Making These Maps Work for You

To see any map, you must first have Google Earth (or another KML-capable Earth browser) installed on your device.  Preferably, Google Earth will be set up to recognize and open files ending in ".kml" and ".kmz".  Map processing can begin right away if Google Earth is already open or minimized in the background.  Some browsers may treat the initial link as a download and ask you what application to use to open the KML files.

If the links return text instead of opening Google Earth or your KML browser, then you may need to save the file before viewing. Return to the link, right click and "Save As" to your device as a text file with the extension of ".kml" (instead of ".txt"). Then open Google Earth, go to File | Open, and find the saved .kml file and select it.

Please be patient!  Because of the large number of station contours being generated and plotted, it can take a few minutes before all the service areas are rendered.  This is normal.

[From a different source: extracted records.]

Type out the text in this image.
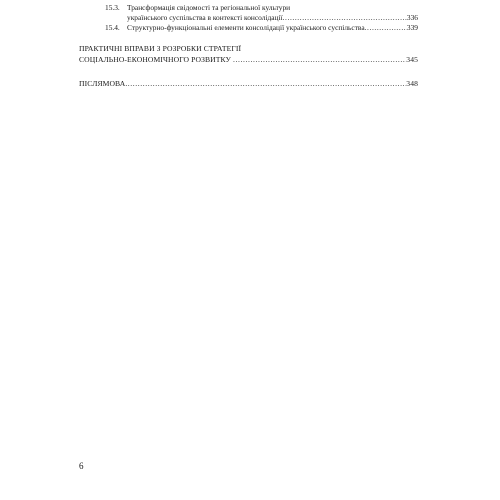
15.3. Трансформація свідомості та регіональної культури
українського суспільства в контексті консолідації .....	336
15.4. Структурно-функціональні елементи консолідації українського суспільства .....	339
ПРАКТИЧНІ ВПРАВИ З РОЗРОБКИ СТРАТЕГІЇ
СОЦІАЛЬНО-ЕКОНОМІЧНОГО РОЗВИТКУ .....	345
ПІСЛЯМОВА .....	348
6
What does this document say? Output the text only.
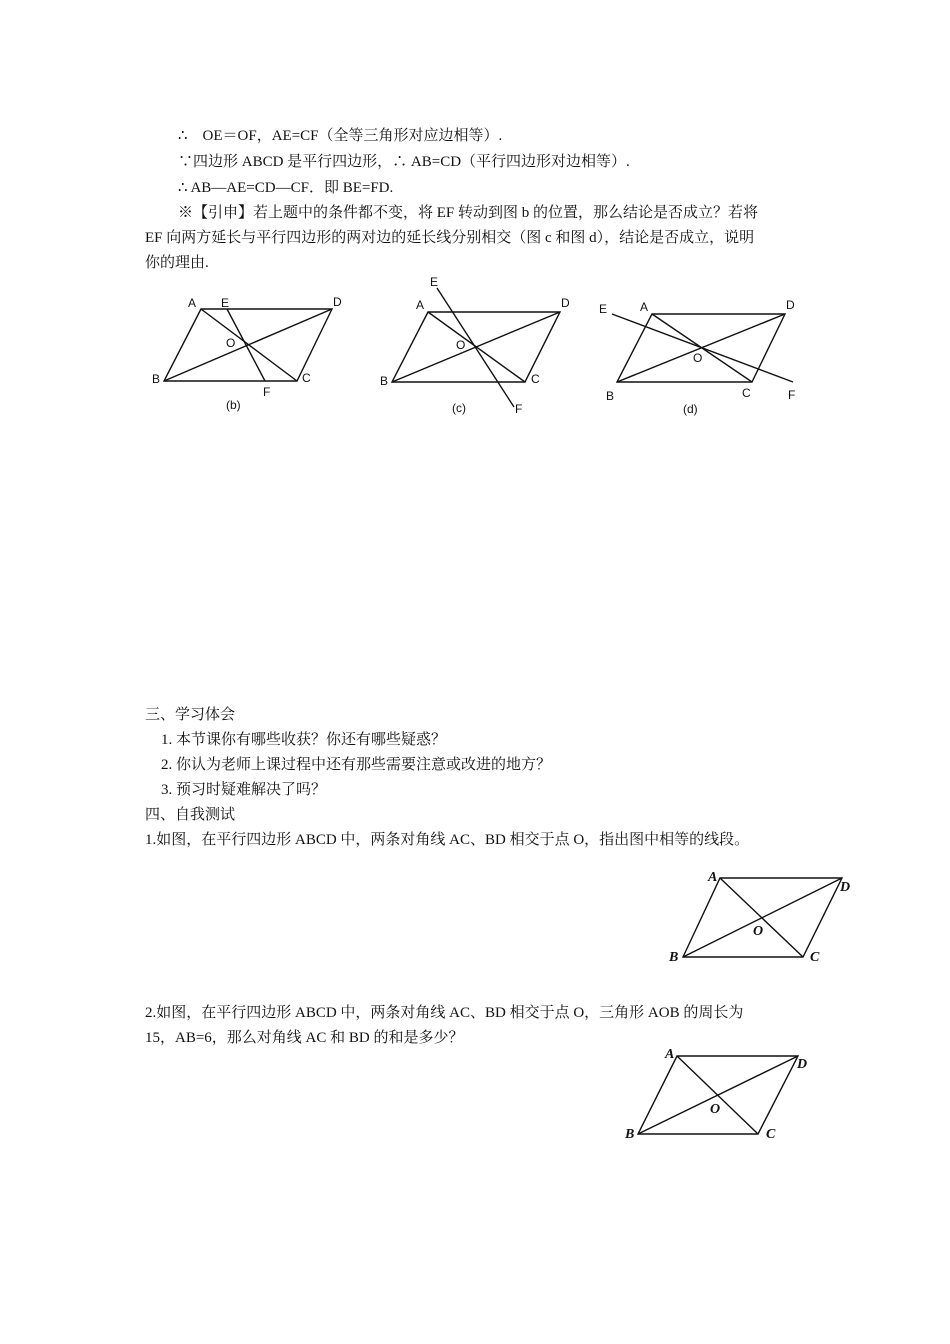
∴　OE＝OF，AE=CF（全等三角形对应边相等）.
∵四边形 ABCD 是平行四边形，∴ AB=CD（平行四边形对边相等）.
∴ AB—AE=CD—CF．即 BE=FD.
※【引申】若上题中的条件都不变，将 EF 转动到图 b 的位置，那么结论是否成立？若将
EF 向两方延长与平行四边形的两对边的延长线分别相交（图 c 和图 d），结论是否成立，说明
你的理由.
A E	D
O
B
F
C
(b)
E
A	D
O
B	C
F
(c)
E	A	D
O
B	C	F
(d)
三、学习体会
1. 本节课你有哪些收获？你还有哪些疑惑？
2. 你认为老师上课过程中还有那些需要注意或改进的地方？
3. 预习时疑难解决了吗？
四、自我测试
1.如图，在平行四边形 ABCD 中，两条对角线 AC、BD 相交于点 O，指出图中相等的线段。
A
D
O
B	C
2.如图，在平行四边形 ABCD 中，两条对角线 AC、BD 相交于点 O，三角形 AOB 的周长为
15，AB=6，那么对角线 AC 和 BD 的和是多少？
A
D
O
B	C
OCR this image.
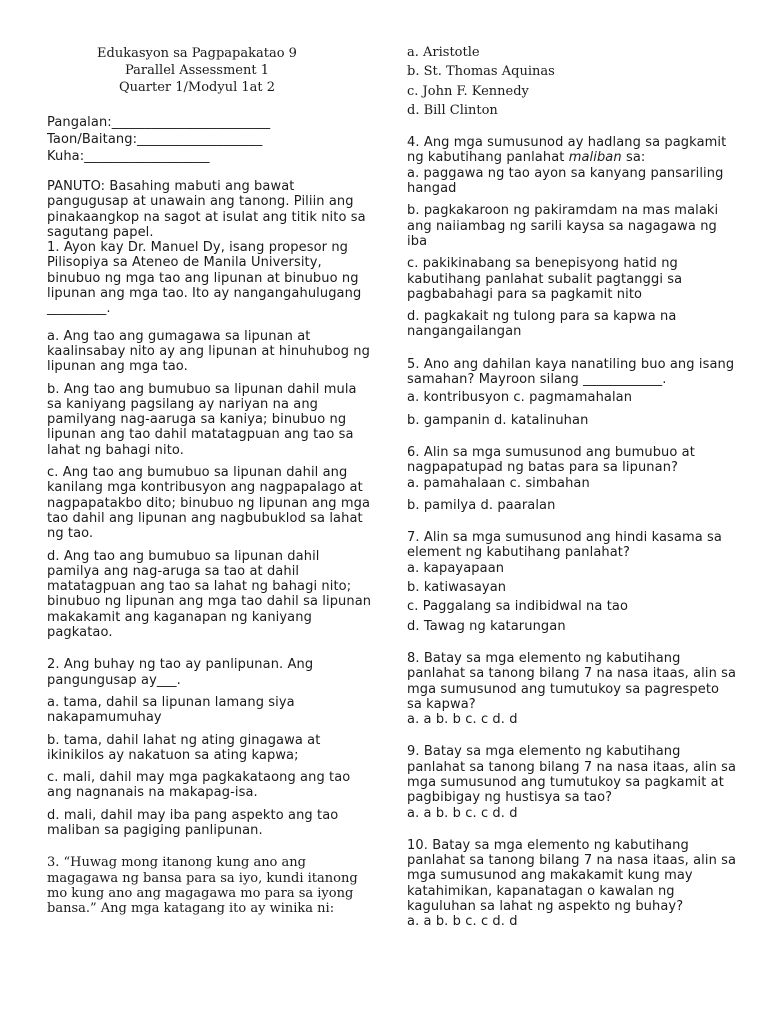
Edukasyon sa Pagpapakatao 9
Parallel Assessment 1
Quarter 1/Modyul 1at 2
Pangalan:________________________
Taon/Baitang:___________________
Kuha:___________________
PANUTO: Basahing mabuti ang bawat pangugusap at unawain ang tanong. Piliin ang pinakaangkop na sagot at isulat ang titik nito sa sagutang papel.
1. Ayon kay Dr. Manuel Dy, isang propesor ng Pilisopiya sa Ateneo de Manila University, binubuo ng mga tao ang lipunan at binubuo ng lipunan ang mga tao. Ito ay nangangahulugang _________.
a. Ang tao ang gumagawa sa lipunan at kaalinsabay nito ay ang lipunan at hinuhubog ng lipunan ang mga tao.
b. Ang tao ang bumubuo sa lipunan dahil mula sa kaniyang pagsilang ay nariyan na ang pamilyang nag-aaruga sa kaniya; binubuo ng lipunan ang tao dahil matatagpuan ang tao sa lahat ng bahagi nito.
c. Ang tao ang bumubuo sa lipunan dahil ang kanilang mga kontribusyon ang nagpapalago at nagpapatakbo dito; binubuo ng lipunan ang mga tao dahil ang lipunan ang nagbubuklod sa lahat ng tao.
d. Ang tao ang bumubuo sa lipunan dahil pamilya ang nag-aruga sa tao at dahil matatagpuan ang tao sa lahat ng bahagi nito; binubuo ng lipunan ang mga tao dahil sa lipunan makakamit ang kaganapan ng kaniyang pagkatao.
2. Ang buhay ng tao ay panlipunan. Ang pangungusap ay___.
a. tama, dahil sa lipunan lamang siya nakapamumuhay
b. tama, dahil lahat ng ating ginagawa at ikinikilos ay nakatuon sa ating kapwa;
c. mali, dahil may mga pagkakataong ang tao ang nagnanais na makapag-isa.
d. mali, dahil may iba pang aspekto ang tao maliban sa pagiging panlipunan.
3. “Huwag mong itanong kung ano ang magagawa ng bansa para sa iyo, kundi itanong mo kung ano ang magagawa mo para sa iyong bansa.” Ang mga katagang ito ay winika ni:
a. Aristotle
b. St. Thomas Aquinas
c. John F. Kennedy
d. Bill Clinton
4. Ang mga sumusunod ay hadlang sa pagkamit ng kabutihang panlahat maliban sa:
a. paggawa ng tao ayon sa kanyang pansariling hangad
b. pagkakaroon ng pakiramdam na mas malaki ang naiiambag ng sarili kaysa sa nagagawa ng iba
c. pakikinabang sa benepisyong hatid ng kabutihang panlahat subalit pagtanggi sa pagbabahagi para sa pagkamit nito
d. pagkakait ng tulong para sa kapwa na nangangailangan
5. Ano ang dahilan kaya nanatiling buo ang isang samahan? Mayroon silang ____________.
a. kontribusyon c. pagmamahalan
b. gampanin d. katalinuhan
6. Alin sa mga sumusunod ang bumubuo at nagpapatupad ng batas para sa lipunan?
a. pamahalaan c. simbahan
b. pamilya d. paaralan
7. Alin sa mga sumusunod ang hindi kasama sa element ng kabutihang panlahat?
a. kapayapaan
b. katiwasayan
c. Paggalang sa indibidwal na tao
d. Tawag ng katarungan
8. Batay sa mga elemento ng kabutihang panlahat sa tanong bilang 7 na nasa itaas, alin sa mga sumusunod ang tumutukoy sa pagrespeto sa kapwa?
a. a b. b c. c d. d
9. Batay sa mga elemento ng kabutihang panlahat sa tanong bilang 7 na nasa itaas, alin sa mga sumusunod ang tumutukoy sa pagkamit at pagbibigay ng hustisya sa tao?
a. a b. b c. c d. d
10. Batay sa mga elemento ng kabutihang panlahat sa tanong bilang 7 na nasa itaas, alin sa mga sumusunod ang makakamit kung may katahimikan, kapanatagan o kawalan ng kaguluhan sa lahat ng aspekto ng buhay?
a. a b. b c. c d. d
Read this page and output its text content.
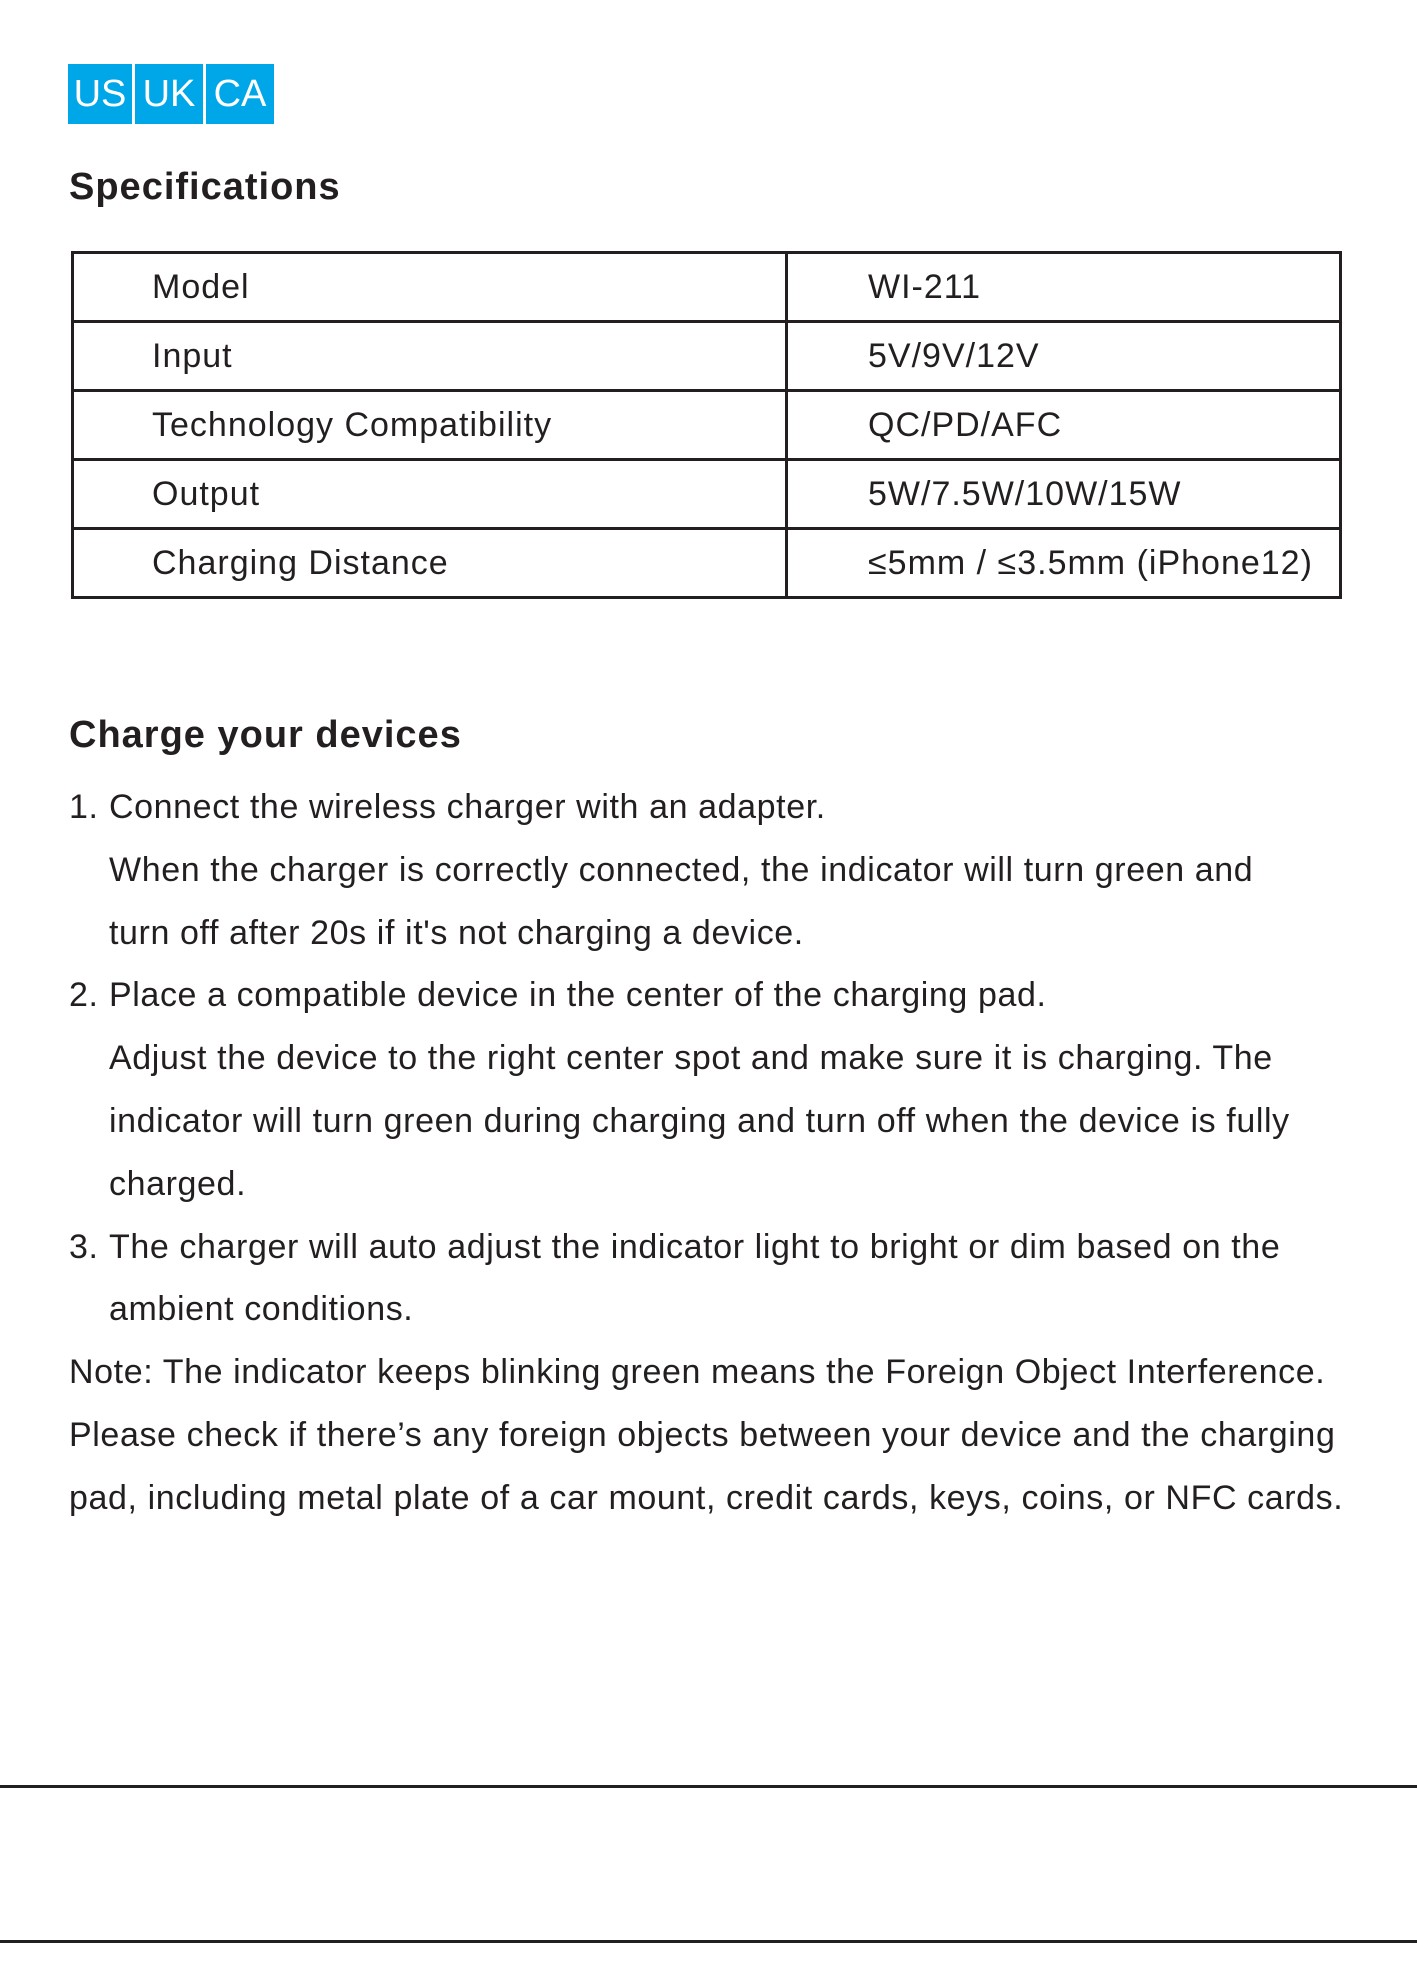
US UK CA
Specifications
Model	WI-211
Input	5V/9V/12V
Technology Compatibility	QC/PD/AFC
Output	5W/7.5W/10W/15W
Charging Distance	≤5mm / ≤3.5mm (iPhone12)
Charge your devices

1. Connect the wireless charger with an adapter.

When the charger is correctly connected, the indicator will turn green and

turn off after 20s if it's not charging a device.

2. Place a compatible device in the center of the charging pad.

Adjust the device to the right center spot and make sure it is charging. The

indicator will turn green during charging and turn off when the device is fully

charged.

3. The charger will auto adjust the indicator light to bright or dim based on the

ambient conditions.

Note: The indicator keeps blinking green means the Foreign Object Interference.

Please check if there’s any foreign objects between your device and the charging

pad, including metal plate of a car mount, credit cards, keys, coins, or NFC cards.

Don't plot too many too fast!  By keeping Google Earth open, you can select another option to add more radio station service contours.  But please allow one map layer (link) to complete before adding another layer (link).  Clicking too many too fast can cause downloading of station map data to halt without notice, resulting in incomplete maps.  Secondly, please be aware that Google Earth has an approximate limit of 10,000 "features."  It does not take very many nationwide map layers to reach this limit.


Information about AM and FM broadcast radio stations is available at the Audio Division on the FCC's website.  Information about TV stations is available at the Video Division.